もう1人、オランダの22歳、ステファン・デ・フライ(フェイエノールト)の落ち着きは豊かな将来性を感じさせる。このポジションはプレミアのどこも人材難で層が薄い。トーマス・ヴェルマーレンの移籍が内定しているユナイテッドがさらに一歩踏み込むか。
カメルーンのニコラ・ンクルー(ヌクルー)も気性に少々難もありそうだが、24歳の伸び盛り。声がかかればマルセイユを飛び出す心構えはあるだろう。
メキシコのエレーラは『ハメス』クラスの期待!?
司令塔/エンジン役の選手を挙げるならハメス・ロドリゲスが一番だが、メキシコのエクトール・エレーラ(右)も適正がありそうだ 【写真:Action Images/アフロ】
司令塔/エンジン役なら、もちろん「ハメス」が一番だが、どうやらレアル・マドリードにご執心らしく、プライスも史上最高クラス。ならば、メキシコの24歳、タフな『box−to−box』タイプのエクトール・ミゲル・エレーラはどうか。実は彼のポルトへの移籍を世話したエージェントが、元UK首相トニー・ブレアの子息ニッキーというからには、プレミア参入の道筋は見えている。2012年ロンドン五輪金メダルメンバーの1人でもある。
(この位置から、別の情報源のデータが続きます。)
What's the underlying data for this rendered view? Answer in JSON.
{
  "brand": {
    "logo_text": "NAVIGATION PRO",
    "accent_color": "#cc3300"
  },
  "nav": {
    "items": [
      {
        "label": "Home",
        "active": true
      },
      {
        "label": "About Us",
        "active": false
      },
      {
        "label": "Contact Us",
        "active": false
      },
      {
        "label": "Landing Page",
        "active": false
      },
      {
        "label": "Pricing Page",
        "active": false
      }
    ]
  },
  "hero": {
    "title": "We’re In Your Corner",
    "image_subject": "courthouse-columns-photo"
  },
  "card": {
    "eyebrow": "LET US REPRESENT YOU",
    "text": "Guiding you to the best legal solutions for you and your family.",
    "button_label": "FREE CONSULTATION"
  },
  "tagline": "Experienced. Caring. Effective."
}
ストライカー(アタッキング・ミッドフィールダー)の適性は実は一番むずかしい。いきなり大活躍してもシーズン後半に入るとさっぱりという例が後を絶たないからだ。だからこそ、思い切った若手に賭ける手もあるというもの。その段でピックアップするなら、ボスニア・ヘルツェゴビナのエディン・ヴィシュカ(24歳、イスタンブールBB)とフランスのアントワン・グリエスマン(23歳、レアル・ソシエダード)辺り。
そう言えば、ポール・ポグバ(まだ、21歳!)はサー・アレックス・ファーガソンが発掘した有望株だった。ユナイテッドに限らず、プレミアに復帰して今度こそ沸かせて欲しいと思うのは筆者だけだろうか。
以上、あくまでも今大会のここまでの個人的印象で名前を挙げてみたが、まだまだ隠れた逸材はいるはず。そう、ゴールドやアンデル・エレーラのような“すい星”が突如出現して、ハメスすらかすむような大ブレイクをする――想像するだけでも楽しいではないか。